More than three-fourths of employers say they will wait until the effective date to comply with a provision in the health care reform law that requires group plans to extend coverage to employees’ adult children up to age 26, according to a new survey.
Among 661 employers responding to the survey by New York-based Towers Watson & Co., 16 percent said they would extend the coverage before the required effective date, 78 percent said they would wait until the effective date, and 6 percent did not yet know.
The law requires the extension to be made on the first day of the plan year that starts after September 23. For calendar-year plans, which are the most common, the effective date is January 1, 2011.
Few employers intend to comply early because of the demands that would put on company resources, said Randy Abbott, a Towers Watson senior consultant in Wellesley Hills, Massachusetts.
“Early adoption means more communications and more administrative issues to deal with. At a time when many employers are resource-constrained, they are prepared, unless there is overwhelming demand, to wait until the effective date,” Abbott said.
So far, just one major self-funded employer—United Technologies Corp. in Hartford, Connecticut—has said it will comply early.
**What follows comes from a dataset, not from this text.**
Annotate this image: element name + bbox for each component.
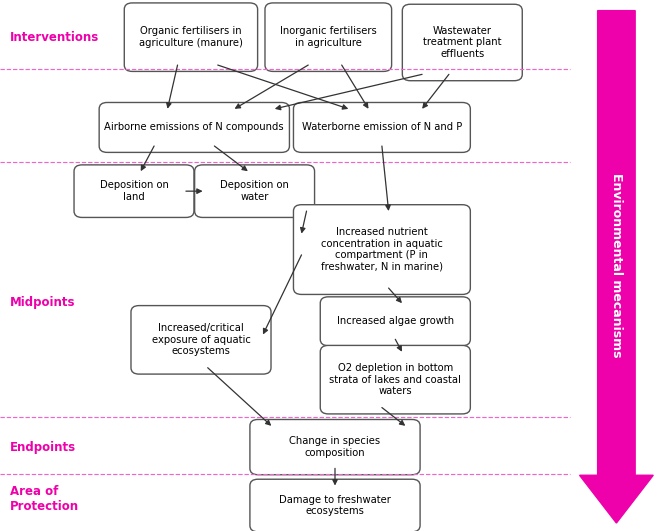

Effective immediately, the company is continuing coverage of employees’ adult children enrolled in its plan who would have lost coverage for reasons that include graduation from school.
Then on July 1, coverage will be offered to employees’ adult children up to age 26 regardless of whether they are covered now, unless they are eligible to enroll in another employer’s health care plan.
A top company executive earlier said United Technologies is complying sooner than required because it is the right thing to do and because such action is consistent with its practice of providing competitive benefits.
Interim final regulations published by the Internal Revenue Service, and the departments of Labor and Health and Human Services estimate that the coverage expansion would increase premiums by an average of 0.7 percent in 2011.